Parece que ninguém se deu conta da segunda função essencial
da experiência da fase do colo, inclusive eu mesma, até meados da década
de 60. Esta experiência dota os bebès de um mecanismo de descarga do
excesso de energia que não são capazes de fazer por si mesmos. Nos meses
anteriores a poder mover-se sozinhos, acumulam energia mediante a absorção
do alimento e a luz solar. É então quando o bebê necessita o contato
constante com o campo energético de uma pessoa ativa que possa descarregar
o excesso de energia que nenhum dos dois utiliza. Isso explica porque os
bebês Yequana estavam tão relaxados e porque não ficavam rígidos, davam
chutes ou arqueavam as costas.
Para oferecer uma experiência ótima
nesta etapa temos que aprender a descarregar nossa energia de maneira
eficaz. Podemos acalmar mais rapidamente um bebê correndo com ele,
dançando ou fazendo o que seja para eliminar o excesso de energia próprio.
Uma mãe ou pai que tem que sair de repente para buscar alguma coisa não
precisa dizer: ”Fica com o bebê que vou correndo até a loja”. O que tenha
que sair que leve o bebê. Quanto mais ação, melhor.
Bebês e adultos
experimentam tensões quando a circulação de energia nos seus músculos não
flui bem.
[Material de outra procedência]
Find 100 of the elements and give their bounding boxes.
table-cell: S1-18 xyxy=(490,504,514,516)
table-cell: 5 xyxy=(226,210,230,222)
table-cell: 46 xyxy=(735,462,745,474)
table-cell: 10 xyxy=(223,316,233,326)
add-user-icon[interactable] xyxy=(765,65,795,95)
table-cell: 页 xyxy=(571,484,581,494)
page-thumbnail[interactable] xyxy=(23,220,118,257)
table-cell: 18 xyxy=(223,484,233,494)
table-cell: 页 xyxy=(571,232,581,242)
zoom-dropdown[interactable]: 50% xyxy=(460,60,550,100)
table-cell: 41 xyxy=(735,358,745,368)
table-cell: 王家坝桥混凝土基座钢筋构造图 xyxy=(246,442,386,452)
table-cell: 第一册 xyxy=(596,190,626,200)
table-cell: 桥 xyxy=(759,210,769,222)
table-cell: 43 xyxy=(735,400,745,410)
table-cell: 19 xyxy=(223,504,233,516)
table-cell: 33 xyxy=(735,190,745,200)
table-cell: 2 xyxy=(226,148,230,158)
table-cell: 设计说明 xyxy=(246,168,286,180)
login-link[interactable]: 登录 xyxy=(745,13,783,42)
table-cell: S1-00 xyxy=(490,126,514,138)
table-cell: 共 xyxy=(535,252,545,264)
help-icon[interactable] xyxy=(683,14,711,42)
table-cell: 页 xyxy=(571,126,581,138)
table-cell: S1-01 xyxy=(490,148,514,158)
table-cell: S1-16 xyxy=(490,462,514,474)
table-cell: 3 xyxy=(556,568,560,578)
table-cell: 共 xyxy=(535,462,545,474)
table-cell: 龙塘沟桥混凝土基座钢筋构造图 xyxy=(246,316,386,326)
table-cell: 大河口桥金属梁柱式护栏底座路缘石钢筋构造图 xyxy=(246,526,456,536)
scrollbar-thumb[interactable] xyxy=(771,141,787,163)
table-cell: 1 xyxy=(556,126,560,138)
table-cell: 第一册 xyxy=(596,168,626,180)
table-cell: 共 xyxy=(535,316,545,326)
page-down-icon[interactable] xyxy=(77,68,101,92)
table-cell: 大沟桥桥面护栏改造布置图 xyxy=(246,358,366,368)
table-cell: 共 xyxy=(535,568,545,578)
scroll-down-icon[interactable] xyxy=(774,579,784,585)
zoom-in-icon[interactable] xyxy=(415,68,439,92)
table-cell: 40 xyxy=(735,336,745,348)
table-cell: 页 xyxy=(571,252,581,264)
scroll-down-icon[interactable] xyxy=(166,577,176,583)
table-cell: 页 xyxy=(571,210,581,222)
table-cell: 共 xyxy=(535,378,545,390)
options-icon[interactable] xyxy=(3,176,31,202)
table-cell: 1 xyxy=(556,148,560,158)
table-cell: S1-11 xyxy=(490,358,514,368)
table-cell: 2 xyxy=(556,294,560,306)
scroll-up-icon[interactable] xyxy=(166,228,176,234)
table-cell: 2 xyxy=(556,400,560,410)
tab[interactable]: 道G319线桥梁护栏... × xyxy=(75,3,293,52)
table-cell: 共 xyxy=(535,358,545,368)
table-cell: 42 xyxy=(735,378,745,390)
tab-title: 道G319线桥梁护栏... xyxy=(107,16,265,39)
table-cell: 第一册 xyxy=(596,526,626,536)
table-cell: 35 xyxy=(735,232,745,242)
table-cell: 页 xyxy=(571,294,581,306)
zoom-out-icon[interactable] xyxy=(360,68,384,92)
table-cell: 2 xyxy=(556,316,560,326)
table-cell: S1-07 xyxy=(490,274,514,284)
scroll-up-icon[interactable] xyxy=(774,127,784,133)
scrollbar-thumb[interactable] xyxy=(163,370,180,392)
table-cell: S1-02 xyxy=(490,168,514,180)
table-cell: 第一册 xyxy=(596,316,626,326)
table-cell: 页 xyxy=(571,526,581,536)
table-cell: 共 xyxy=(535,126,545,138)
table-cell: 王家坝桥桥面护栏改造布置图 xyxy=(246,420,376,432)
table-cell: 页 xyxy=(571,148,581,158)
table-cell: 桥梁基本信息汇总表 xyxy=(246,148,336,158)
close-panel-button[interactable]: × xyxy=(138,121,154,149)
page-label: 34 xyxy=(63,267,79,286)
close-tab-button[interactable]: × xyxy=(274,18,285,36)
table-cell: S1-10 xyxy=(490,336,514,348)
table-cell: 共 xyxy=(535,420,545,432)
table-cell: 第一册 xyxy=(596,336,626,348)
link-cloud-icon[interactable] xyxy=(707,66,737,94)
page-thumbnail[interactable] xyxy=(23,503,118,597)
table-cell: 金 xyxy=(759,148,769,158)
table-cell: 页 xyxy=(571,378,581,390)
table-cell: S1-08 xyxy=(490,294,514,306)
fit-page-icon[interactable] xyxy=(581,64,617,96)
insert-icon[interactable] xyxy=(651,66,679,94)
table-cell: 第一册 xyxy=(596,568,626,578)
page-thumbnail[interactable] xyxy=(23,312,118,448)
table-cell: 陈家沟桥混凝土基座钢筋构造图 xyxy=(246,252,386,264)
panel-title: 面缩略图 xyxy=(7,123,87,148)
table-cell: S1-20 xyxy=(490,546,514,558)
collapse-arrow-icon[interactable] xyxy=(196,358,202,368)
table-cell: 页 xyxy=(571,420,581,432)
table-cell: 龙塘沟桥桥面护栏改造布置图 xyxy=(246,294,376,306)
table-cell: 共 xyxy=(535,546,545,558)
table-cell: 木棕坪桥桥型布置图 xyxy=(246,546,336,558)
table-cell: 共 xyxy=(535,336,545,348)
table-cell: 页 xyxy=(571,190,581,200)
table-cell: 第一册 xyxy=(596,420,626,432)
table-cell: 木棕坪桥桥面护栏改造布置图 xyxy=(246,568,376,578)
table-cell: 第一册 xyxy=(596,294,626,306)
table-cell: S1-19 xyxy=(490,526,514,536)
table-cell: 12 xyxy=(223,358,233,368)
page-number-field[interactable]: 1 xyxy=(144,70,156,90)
Um bebê cheio de energia acumulada não descarregada está pedindo
ação: uma volta pela sala dando pulinhos ou uma dança agitada. O campo de
energia do bebê aproveitará imediatamente essa descarga do adulto. Os
bebês não são as pessoinhas frágeis que costumamos tratar com luvas de
seda. De fato, se neste estágio de formação tratamos a um bebê como se
fosse frágil, acabará acreditando que é fraco de verdade.
Como
pais, podemos conseguir a destreza para comprender o fluxo de energia do
nosso filho. No processo, descobriremos muitas mais maneiras de ajudá-lo a
manter o suave tônus muscular do bem-estar ancestral e de proporcionar-lhe
a calma e o conforto que necessita para sentir-se confortável nesse
mundo.
Leitura:
- Continuum
Concept, The – Liedloff, Jean. Perseus Books
(1986).
Este texto me foi enviado pela dentista da minha filha, Dra. Daniela. Já tinha escutado falar sobre esse estudo e compartilho aqui com quem interessar.